I used to hide or suppress my anger. That was probably a bad idea. And arguably, anyone who lives on this planet has good reasons to be angry about one issue or another. I’ve learned that I’m angry about lots of things. I’m angry that the internet makes people shitty to one another. I’m angry that capitalism works well enough that it will probably be around forever and keeps control of everything in the greasy palms of large corporations. I’m angry when people refuse to see inequality and prejudice. I’m angry mostly when I perceive that I’m being mischaracterized or pigeonholed. At 30 years old, my favorite part about being angry is that I can be angry without acting out of anger. It’s not always easy to make that choice, but I enjoy having the option.

I won’t ever be one thing.

I’m a writer, dancer, stylist, model, actor, entrepreneur, business analyst, photographer and graphic designer. That’s only a list of things I’m passionate about where I could potentially earn a living. I’m ignoring quite a few “hobbies” that could turn profitable with the right combination of effort and opportunity. I can’t tell you what I’ll be doing in 5 years. Honestly, I don’t even want to know. I’m not going to set goals and I don’t like keeping a schedule. There’s one thing I can tell you about future version of me: He’s better than I am (without setting goals or being on a schedule).

I like taking risks.

I don’t do it enough, but that will change. As a very introverted person, taking risks socially has become one of the biggest challenges. There are moments everyday where I would like to say or do something in a social setting that seems risky and I don’t. But now, at least I’m present in spaces with other humans where taking these risks are possible. Sadly, there were points in the last 30 years where that really wasn’t the case. Baby steps, people.

I fall in love.

I recently found out that some people don’t fall in love. I might be the opposite. I fall in love all the time, and it feels amazing.

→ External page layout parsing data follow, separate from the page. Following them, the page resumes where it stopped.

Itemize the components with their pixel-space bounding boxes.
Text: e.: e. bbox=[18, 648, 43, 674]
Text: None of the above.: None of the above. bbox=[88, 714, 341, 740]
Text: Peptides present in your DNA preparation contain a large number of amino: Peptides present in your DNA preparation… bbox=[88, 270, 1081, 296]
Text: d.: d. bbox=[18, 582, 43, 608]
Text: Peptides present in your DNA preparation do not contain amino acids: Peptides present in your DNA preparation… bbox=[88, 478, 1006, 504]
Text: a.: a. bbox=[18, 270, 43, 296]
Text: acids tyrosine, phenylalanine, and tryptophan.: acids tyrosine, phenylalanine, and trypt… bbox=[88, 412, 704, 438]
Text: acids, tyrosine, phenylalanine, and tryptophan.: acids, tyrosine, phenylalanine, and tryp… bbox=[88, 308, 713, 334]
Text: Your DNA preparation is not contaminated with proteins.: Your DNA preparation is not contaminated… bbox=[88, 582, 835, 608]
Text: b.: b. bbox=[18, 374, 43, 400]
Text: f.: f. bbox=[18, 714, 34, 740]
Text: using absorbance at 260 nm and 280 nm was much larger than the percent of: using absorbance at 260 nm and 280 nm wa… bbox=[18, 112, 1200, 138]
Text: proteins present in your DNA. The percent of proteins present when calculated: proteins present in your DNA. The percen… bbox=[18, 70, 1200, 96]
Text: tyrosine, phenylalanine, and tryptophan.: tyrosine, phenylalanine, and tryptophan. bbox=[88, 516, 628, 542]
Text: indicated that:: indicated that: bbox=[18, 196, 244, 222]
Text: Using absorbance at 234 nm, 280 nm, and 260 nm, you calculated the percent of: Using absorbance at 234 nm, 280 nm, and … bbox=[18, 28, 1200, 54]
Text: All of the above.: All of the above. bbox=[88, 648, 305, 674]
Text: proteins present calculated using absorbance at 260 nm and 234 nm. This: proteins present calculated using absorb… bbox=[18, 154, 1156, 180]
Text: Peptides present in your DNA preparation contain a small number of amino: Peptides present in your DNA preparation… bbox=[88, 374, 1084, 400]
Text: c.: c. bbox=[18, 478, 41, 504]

“I love you. It’s no big deal. It doesn’t mean you’re The One, or even one of the ones. It doesn’t mean you have to love me back. It doesn’t mean we have to date, or marry, or even cuddle. It doesn’t mean we have to part ways dramatically in a flurry of tears and broken dishes. It doesn’t mean I’ll love you until I die, or that I’ll still love you next year, or tomorrow.” — Carsie Blanton, Casual Love

When I gave myself that freedom, the quality of nearly all my relationships and interactions with other people improved. To be clear, I don’t just fall in love with every person I meet, but leaving a little space for the possibility changes everything. I spent so many years, trying desperately to avoid those feelings with anyone other than my primary partner and it imprinted my relationships with a level of artificiality that just didn’t work for me. I’ve been slowly expanding this concept to individuals of all genders and more variety in the number of trips around the sun and that feels pretty awesome too. Maybe one day I’ll even open myself up to U.S. Congressmen…Nah, probably not.

I am a failure.

I finally understand, this is a good thing. Every misstep, short-lived business venture, breakup, dead-end job, and dollar wasted is what helped turn me into the person I am today. I have no regrets. I am also very successful.Anyone who is successful has also failed. If I’m failing it means I’m taking risks, which is something I want to do more of anyway. It means the potential for more success is greater. It means I’m learning and getting better and generally increasing the amount of good stuff in my life. Nobody hates that…except haters.

Thanks for reading. I’m ready for another stupid awesome decade.